Agreed. And one of life's great conundrums is how something so simple can be so hard to achieve in real life. But trying is where all the action is.
And, as your blog aspires to provide/discuss the soundtrack to that great conundrum, let me offer this: Cyrus Chestnut playing We Three Kings with a strong baseline and some pleasingly dissonant harmonies. The song is re-worked but always recognizable.
https://www.youtube.com/watch?v=EtXbYY8py6I
Regards,
RichD
Taking the high road and being nice to our fellow humans, good advice and you can always add the Tom Lehrer line about National Brotherhood Week, "Be grateful that it doesn't last all year."
Well written life affirming wishes along with conversation about music. Another reason I enjoy this blog. Happy Holidays Sal.
That's a mighty nice piece of writing, Sal. And right on the money.
Happy whatever-yer-into everybody!
Well put,
Happy Christmas
I'm not saying you're right. But you're not wrong. I like this time of year because I can go round shouting "Bah! Humbug!" and scaring children and little fluffy kittens with big eyes alike. But I also like "Jingle Bell Rock" on repeat and that warm, fuzzy feeling I get with friends & family, the giving & receiving of gifts, donating to charities to assuage my conscience, all of that good stuff. It's a delicious dichotomy. A fine thought provoking essay, Mr N, and many thanks for giving us a blog worth much more than a passing glance. Happy Holidays to you and yours. Cheers!

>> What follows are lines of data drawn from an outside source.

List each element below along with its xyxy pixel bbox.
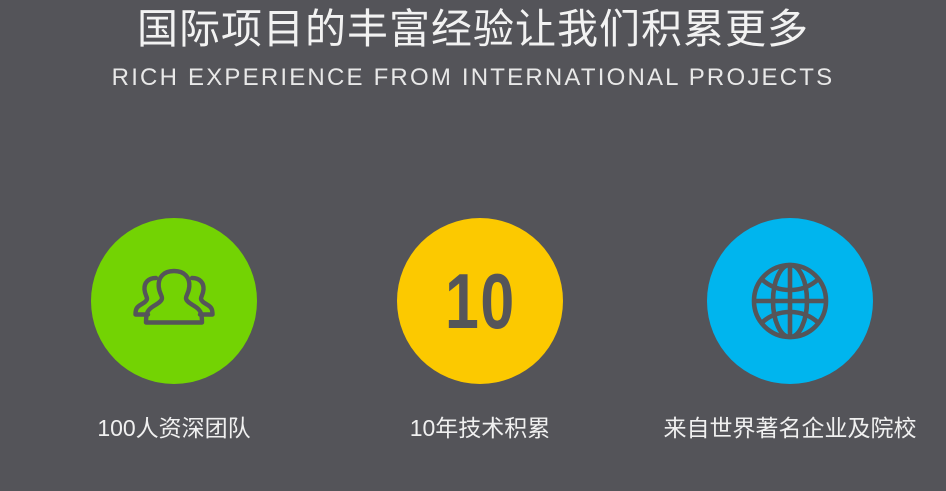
page-subtitle: RICH EXPERIENCE FROM INTERNATIONAL PROJE… xyxy=(0,54,946,93)
slide-header: 国际项目的丰富经验让我们积累更多 RICH EXPERIENCE FROM IN… xyxy=(0,0,946,93)
stat-card-years: 10 10年技术积累 xyxy=(330,218,630,442)
icon-badge-yellow: 10 xyxy=(397,218,563,384)
slide-root: 国际项目的丰富经验让我们积累更多 RICH EXPERIENCE FROM IN… xyxy=(0,0,946,491)
stat-card-caption: 100人资深团队 xyxy=(24,384,324,442)
stat-card-team: 100人资深团队 xyxy=(24,218,324,442)
stat-card-caption: 来自世界著名企业及院校 xyxy=(640,384,940,442)
icon-badge-blue xyxy=(707,218,873,384)
globe-icon xyxy=(744,255,836,347)
stats-card-row: 100人资深团队 10 10年技术积累 来自世界著名企业及院校 xyxy=(0,218,946,458)
stat-card-caption: 10年技术积累 xyxy=(330,384,630,442)
page-title: 国际项目的丰富经验让我们积累更多 xyxy=(0,0,946,54)
number-badge-icon: 10 xyxy=(445,262,516,340)
people-group-icon xyxy=(126,261,222,341)
icon-badge-green xyxy=(91,218,257,384)
stat-card-origin: 来自世界著名企业及院校 xyxy=(640,218,940,442)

Sage comments, Sal, as they so often are. After a couple of Christmases where I was more inclined to embrace the winter darkness I'm more inclined now just to feel glad that there are still people around that I care for and who give every impression of caring for me too. The only Christmas present I really value these days is the pleasure of their company, which is a rare gift indeed and not to be had from any retail outlet.
Thank you for the pleasure of your company, Sal, and a very merry Christmas to you and indeed to all who gather here.
Beautifully put. Once upon a time we weren't quite where you chaps in the US are / were, but we most certainly are now.